Komunitas Tjimahi Heritage Telusuri Jejak Sejarah Dalam Acara “Jelajah Tjipageran”

Meski tak memiliki banyak tempat bersejarah, setidaknya Cimahi memiliki beberapa tempat yang bisa dikunjungi sebagai tempat napak tilas berbau sejarah untuk mengulas bagaimana Kota Cimahi zaman dulu.

Komunitas Tjimahi Heritage sebagai salah satu komunitas pegiat sejarah, khusus di Kota Cimahi, kembali melakukan penelusuran jejak sejaran di kota dengan hanya tiga kecamatan ini.

Minggu, 1 Juli 2018, Komunitas Tjimahi Heritage menelusuri jejak sejarah di sekitaran daerah Cipageran, Kecamatan Cimahi Utara, dengan tajuk ‘jelajah tjipageran’.

Penelusuran diawali dengan mengunjungi Tempat Pemakaman Umum (TPU) Cipageran, TPU Santiong, hingga Kabuyutan Cipageran yang seluruhnya berada di satu kawasan di sepanjang Jalan Kolonel Masturi.

Di TPU Cipageran, komunitas tersebut mendapati makam salah satu karuhun yang ada dimakamkan di Cimahi, yakni Mbah Wira Suta dan istrinya, Eyang Fatimah Sariwangi, yang ditempatkan di bangunan khusus di tengah area pemakaman.

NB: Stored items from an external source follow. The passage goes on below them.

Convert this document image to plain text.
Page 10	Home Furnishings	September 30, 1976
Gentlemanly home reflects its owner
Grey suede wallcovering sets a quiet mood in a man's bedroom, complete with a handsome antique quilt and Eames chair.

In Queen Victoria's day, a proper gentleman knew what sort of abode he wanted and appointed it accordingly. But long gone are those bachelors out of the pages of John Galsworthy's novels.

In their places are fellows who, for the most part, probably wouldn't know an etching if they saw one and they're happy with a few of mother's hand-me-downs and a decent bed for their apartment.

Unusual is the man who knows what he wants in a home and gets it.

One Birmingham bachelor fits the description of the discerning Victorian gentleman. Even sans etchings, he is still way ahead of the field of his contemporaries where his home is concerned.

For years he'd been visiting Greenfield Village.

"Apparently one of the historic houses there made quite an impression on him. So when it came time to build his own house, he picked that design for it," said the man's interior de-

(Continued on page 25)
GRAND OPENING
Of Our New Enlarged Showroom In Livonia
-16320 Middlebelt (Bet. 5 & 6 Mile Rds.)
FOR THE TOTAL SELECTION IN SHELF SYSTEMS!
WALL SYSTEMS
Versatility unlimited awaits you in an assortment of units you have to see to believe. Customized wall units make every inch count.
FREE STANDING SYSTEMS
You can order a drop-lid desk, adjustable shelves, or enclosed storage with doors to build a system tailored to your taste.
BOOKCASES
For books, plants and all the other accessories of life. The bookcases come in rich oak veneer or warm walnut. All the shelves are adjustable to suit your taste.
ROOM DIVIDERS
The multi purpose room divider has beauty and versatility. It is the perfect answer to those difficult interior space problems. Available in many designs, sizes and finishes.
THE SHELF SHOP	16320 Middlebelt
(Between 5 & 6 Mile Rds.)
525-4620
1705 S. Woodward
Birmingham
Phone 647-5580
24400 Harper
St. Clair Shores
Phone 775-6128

“Bagi masyarakat Cipageran, mereka dianggap sebagai leluhur karena membuka wilayah Cipageran menjadi permukiman dan berperan menyebarkan Islam di wilayah ini,” ujar penggiat Tjimahi Heritage, Machmud Mubarok, saat ditemui disela-sela kegiatan.

Seperti kebanyakan makam pada zaman dahulu, di makam Mbah Wira Suta dan Eyang Fatimah Sariwangi, pun tak ditemukan keterangan tertulis mengenai kapan tepatnya mereka wafat.

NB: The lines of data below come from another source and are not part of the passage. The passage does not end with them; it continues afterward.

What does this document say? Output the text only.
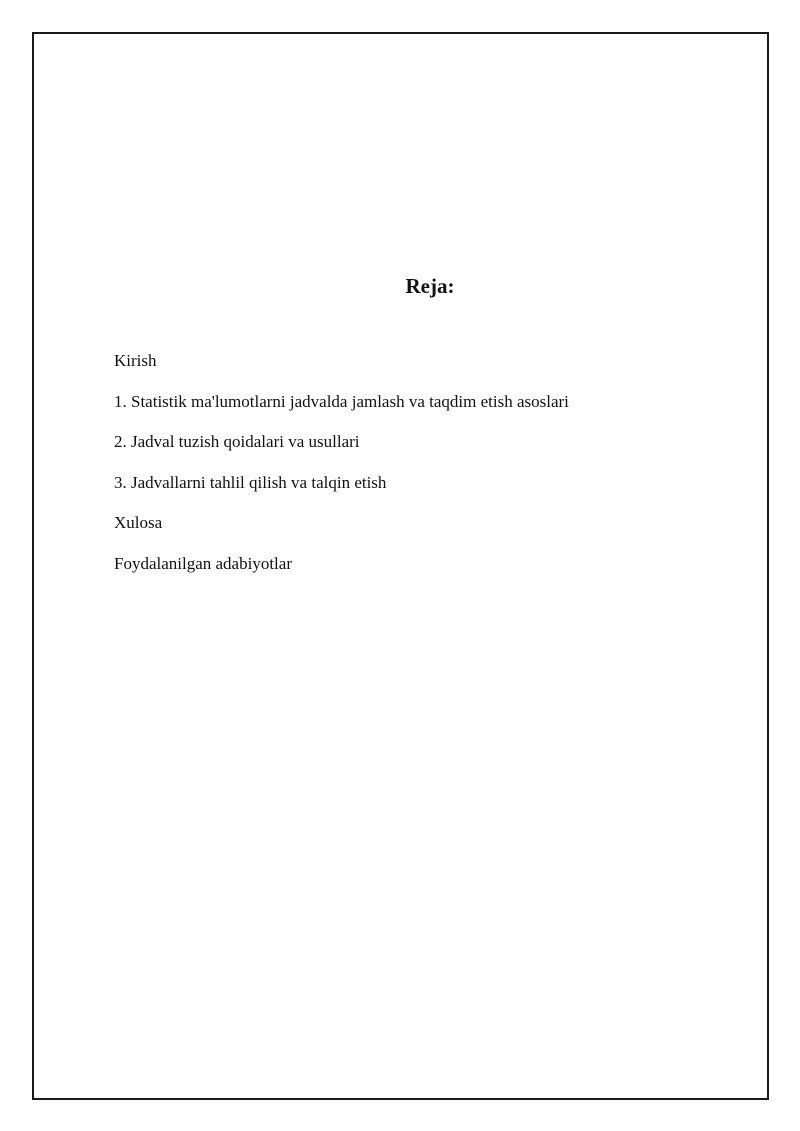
Reja:
Kirish
1. Statistik ma'lumotlarni jadvalda jamlash va taqdim etish asoslari
2. Jadval tuzish qoidalari va usullari
3. Jadvallarni tahlil qilish va talqin etish
Xulosa
Foydalanilgan adabiyotlar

Identik dengan makam karuhun, di makam keduanya, juga terdapat sejumlah tangkai bunga mawar segar yang ditempatkan di makam keduanya, sebagai ciri jika makam ini sering dijadikan tempat untuk tirakat dan berziarah.

Di kawasan tersebut terdapat makam tokoh-tokoh lain dari masa lampau yang dimakamkan di TPU Cipageran, antara lain Mbah Sayid, Mbah Geleng, Nyai Raden Natamirah yang merupakan istri dari Raden Hardjawinata Patih Sumedang, keluarga besar Hardjakusumah sebagai leluhur keluarga Bimbo dan lain-lain.

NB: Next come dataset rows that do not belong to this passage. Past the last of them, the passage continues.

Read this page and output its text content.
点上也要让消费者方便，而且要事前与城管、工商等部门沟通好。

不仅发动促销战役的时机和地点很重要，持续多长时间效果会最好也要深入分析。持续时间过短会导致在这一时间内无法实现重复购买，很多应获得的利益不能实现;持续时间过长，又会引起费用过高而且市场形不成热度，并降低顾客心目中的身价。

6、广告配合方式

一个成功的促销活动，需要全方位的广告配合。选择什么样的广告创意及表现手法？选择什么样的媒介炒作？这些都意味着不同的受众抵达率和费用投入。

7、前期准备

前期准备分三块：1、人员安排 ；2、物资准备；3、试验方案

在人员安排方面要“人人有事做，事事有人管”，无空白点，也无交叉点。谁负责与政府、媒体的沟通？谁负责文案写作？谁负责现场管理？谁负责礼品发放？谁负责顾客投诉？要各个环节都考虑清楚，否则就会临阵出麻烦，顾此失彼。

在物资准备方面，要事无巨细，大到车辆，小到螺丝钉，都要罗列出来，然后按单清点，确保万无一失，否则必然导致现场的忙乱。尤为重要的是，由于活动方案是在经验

“Mereka pastinya memiliki peranan penting dalam bermasyarakat pada masanya hingga dimuliakan bahkan sebagian dikeramatkan oleh masyarakat. Pastinya, mereka berjasa dan memberi andil dalam kehidupan di Cimahi,” tuturnya.

Penempatan pemakaman sering di tempat dataran tinggi, begitu juga TPU Cipageran, yang bagi suku sunda biasa disebut ‘pasir’, yang secara harfiah bukan bermakna pasir pada umumnya, tetapi tempat tinggi.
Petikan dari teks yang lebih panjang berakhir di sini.